Dieses Gefühl kannte ich schon so ähnlich vom Inferno Triathlon im August 2017, wenn die Kräfte schwinden und man mit geballter Willenskraft versucht das Tempo irgendwie weiter hoch zu halten. Leider trifft man in solchen Momenten immer die dümmsten Entscheidungen. Denn brauche ich eine Stirnlampe? Ach neeeeeee, da würde ich ja vielleicht was von meinem wertvollen Vorsprung verlieren, da meine Geschwindigkeit kontinuierlich bis auf 5:30 min/km gesunken ist. Tja dann findet man natürlich auch treffsicher die Löcher im Boden. Mit dem Einschlag haben dann im ganzen Körper alle Alarmlichter und –glocken angefangen eine Silvesterdisco zu veranstalten. Man könnte auch sagen der Klassiker: Die erste und größte Silvesterrakete ist gegen 19 Uhr am Crissy Field hochgegangen. Wobei man so ehrlich sein sollte, dass es auch ohne das Erdloch vermutlich nur eine Frage von wenigen Minuten gewesen wäre, bis zum Eintreten des Unvermeidbaren. 
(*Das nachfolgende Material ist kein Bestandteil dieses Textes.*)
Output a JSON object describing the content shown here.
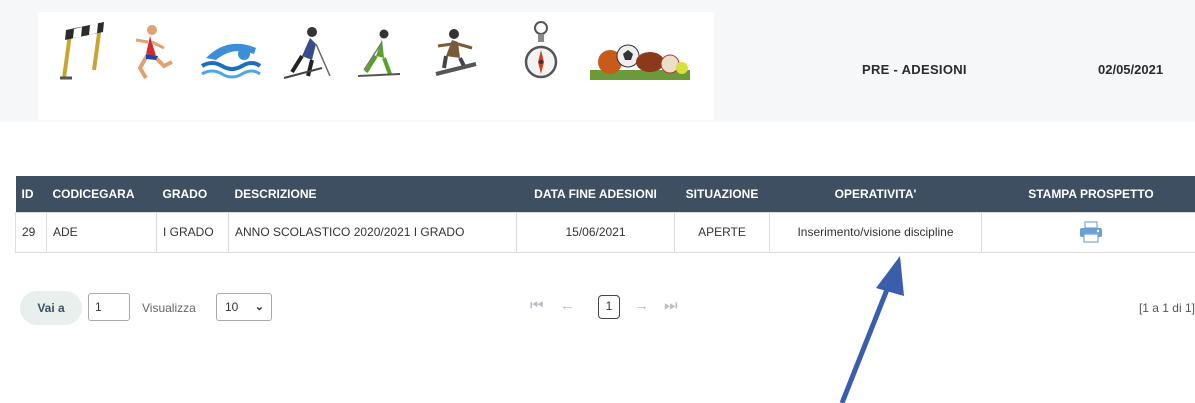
{
  "header": {
    "title": "PRE - ADESIONI",
    "date": "02/05/2021",
    "sport_icons": [
      "hurdle-icon",
      "runner-icon",
      "swimming-icon",
      "skier-icon",
      "cross-country-ski-icon",
      "snowboard-icon",
      "orienteering-compass-icon",
      "sports-balls-icon"
    ]
  },
  "table": {
    "columns": [
      "ID",
      "CODICEGARA",
      "GRADO",
      "DESCRIZIONE",
      "DATA FINE ADESIONI",
      "SITUAZIONE",
      "OPERATIVITA'",
      "STAMPA PROSPETTO"
    ],
    "rows": [
      {
        "id": "29",
        "codicegara": "ADE",
        "grado": "I GRADO",
        "descrizione": "ANNO SCOLASTICO 2020/2021 I GRADO",
        "data_fine": "15/06/2021",
        "situazione": "APERTE",
        "operativita": "Inserimento/visione discipline",
        "stampa_icon": "printer-icon"
      }
    ]
  },
  "pager": {
    "goto_label": "Vai a",
    "goto_value": "1",
    "show_label": "Visualizza",
    "page_size": "10",
    "current_page": "1",
    "range_info": "[1 a 1 di 1]"
  },
  "annotation": {
    "arrow_color": "#3a5eab"
  },
  "colors": {
    "header_bg": "#3d4f61",
    "status_green": "#3cc43c"
  }
}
Naja was hilft’s!? Erstmal irgendwie zur Verpflegung und dann setzen, dehnen und regenerieren. Tja dann sitzt man da im Dreck und wünscht sich auch einen Klappstuhl, während man sogar im Sitzen immer weiter ermüdet. Schlau wie ich war habe ich eine Whatsapp-Gruppe mit Freunden eingerichtet, die mir nochmal ordentlich Mut zugesprochen haben. Der emotionale Meltdown: „Hubububububu alles tut so weh...Ich höre jetzt hier auf und gehe mit meinen Arbeitskollegen feiern...“ war allerdings nicht mehr abzuwenden. Irgendwie habe ich mich dann nach einer Stunde aufgerafft und bin humpelnd wieder auf die Strecke gegangen, um meine Führung zu verteidigen. Also mp3-Player in die Ohren (was normalerweise für mich die Unart vor dem Herrn ist beim Laufen) und pushen. Während dieser Zeit hat Till (selber ein extrem guter Ultraläufer) dann auch die richtigen Schrauben gefunden, um meine Moral noch einmal anzuheben. Die Folge war, dass ich wenigstens wieder schnell hiken konnte. Nach stundenlanger Diskussion war Neujahr dann plötzlich auch ganz nah. Also wieder einen Becher Cola greifen (wahrscheinlich so der 50. oder 60. im Rennverlauf) und zum besten Aussichtspunkt auf das Feuerwerk auf dem Embacadero wandern. So habe ich dann in absoluter Ruhe mit einem unglaublich schönen Becher Cola das Jahr 2018 begrüßt. Nach ca. 15-20 min. war dann das Feuerwerk vorbei und ich wollte aufstehen und meine Runden weiterdrehen. Problem: Ich komme nicht hoch!? Okay, massiert und auf die Bank gelegt. Irgendwie ging es dann doch weiter, auch wenn die Geschwindigkeit sich immer weiter  gegen Null angenäherte.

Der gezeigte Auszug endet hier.